Visiting the zoo in Castellar
We stopped by the zoo first, then drove to the old village and parked outside the fortress walls. We ate tapas in a small plaza (located just through the entrance) and spent a few hours walking around and exploring. The babies loved running up and down the cobbled streets while we enjoyed the views. A few hours here was the perfect amount of time for us; apart from exploring the village, the main activity to do is hiking in Los Alcornocales Natural Park, which is not something I’m trying to do with two toddlers. 😜
Exploring the old town
Outside the fortress
Tarifa is a special place. Not only is it the southernmost point of continental Europe (you can see the lights of Morocco just across the Strait of Gibraltar), it’s where the Atlantic Ocean meets the Mediterranean Sea, and it’s one of the world’s top destinations for windsports.
Playa de Los Lances in Tarifa
Javi and I have been coming to Tarifa for years, and use it as our launchpad into Morocco. This town is chock-full of fantastic restaurants, great shopping, and beautiful beaches. You’ll definitely want to try Almadraba Tuna, or atún rojo as it’s known here. This top-quality, blue-fin tuna is caught in Tarifa as well as several coastal towns in Cadiz. 80% of this tuna is exported to Japan to make sushi and sashimi. Take advantage of this local delicacy and enjoy it while you’re in the area.
- Where to stay: Tarifa is very small, and once parked you can walk everywhere.

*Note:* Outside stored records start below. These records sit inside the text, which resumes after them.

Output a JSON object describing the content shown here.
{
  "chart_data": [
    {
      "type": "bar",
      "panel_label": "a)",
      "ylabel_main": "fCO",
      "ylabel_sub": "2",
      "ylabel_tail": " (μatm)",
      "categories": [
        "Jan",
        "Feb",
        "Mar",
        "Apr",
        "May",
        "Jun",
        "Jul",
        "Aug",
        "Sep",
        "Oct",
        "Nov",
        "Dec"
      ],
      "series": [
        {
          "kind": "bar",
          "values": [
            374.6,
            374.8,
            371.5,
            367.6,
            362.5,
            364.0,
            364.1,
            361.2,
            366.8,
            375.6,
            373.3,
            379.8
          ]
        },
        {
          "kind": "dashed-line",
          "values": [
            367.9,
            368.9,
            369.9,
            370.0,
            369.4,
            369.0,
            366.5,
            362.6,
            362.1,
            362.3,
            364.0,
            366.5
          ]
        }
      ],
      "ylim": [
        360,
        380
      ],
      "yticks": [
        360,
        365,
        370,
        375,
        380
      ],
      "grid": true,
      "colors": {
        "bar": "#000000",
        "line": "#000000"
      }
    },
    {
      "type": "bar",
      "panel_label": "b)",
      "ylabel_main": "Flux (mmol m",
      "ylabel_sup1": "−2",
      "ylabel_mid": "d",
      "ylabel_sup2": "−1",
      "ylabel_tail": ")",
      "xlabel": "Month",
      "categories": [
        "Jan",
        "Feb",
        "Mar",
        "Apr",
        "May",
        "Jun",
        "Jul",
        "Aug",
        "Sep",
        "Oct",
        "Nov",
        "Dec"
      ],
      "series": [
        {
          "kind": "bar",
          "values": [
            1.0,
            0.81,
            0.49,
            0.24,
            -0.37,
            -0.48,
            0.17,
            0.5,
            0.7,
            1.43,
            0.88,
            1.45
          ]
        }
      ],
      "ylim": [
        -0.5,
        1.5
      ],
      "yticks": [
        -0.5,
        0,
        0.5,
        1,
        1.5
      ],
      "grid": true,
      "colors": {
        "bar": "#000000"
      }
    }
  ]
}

I’d recommend trying to find a place in the city center, or along the beaches mentioned below. Note, finding parking in spring and summer is nearly impossible so try to book a place that includes parking.
- Nearby beaches: You can walk to Playa Chica, Playa Santa Catalina, and Playa de Los Lances but you’ll need a car to get to other beaches farther down the shore.
- Where to eat: There are so many good restaurants in town, I’d recommend walking around the center and making a reservation at different ones if possible. A few of my favorites include Bar Los Melli and El Otro Melli; we also liked Taberna La Morena this last trip and there were several other new restaurants in the same plaza that looked delicious. We always make it a point to stop by Demente beach bar for a tapa of tuna and waffles (don’t knock it till you try it).
- Playgrounds: We spent a lot of time at two playgrounds in particular; one is conveniently located on the Paseo de la Alameda (right in front of the port) and the other is located along the paseo maritimo (near Demente).
Enjoying breakfast views at our rental, very cool but not kid-friendly
There are several playgrounds located around Tarifa
We stopped in El Palmar for lunch on our way from Tarifa to Sanlúcar. This tiny seaside community is perfect for an afternoon with its beautiful beaches and ideal surfing conditions. There are tons of chiringuitos (beach bars) and surf shops along the shoreline to enjoy. We ate a fantastic lunch at Papaya Playa—I’d definitely recommend making a reservation (all the restaurants were completo so we were lucky we were able to get a table). I’ve never rented a place in El Palmar because it’s so close to Sanlúcar, but I’ve stayed in Conil and Vejer de la Frontera nearby. It would be a fun family destination for a week, especially with bigger kids who can take surf lessons.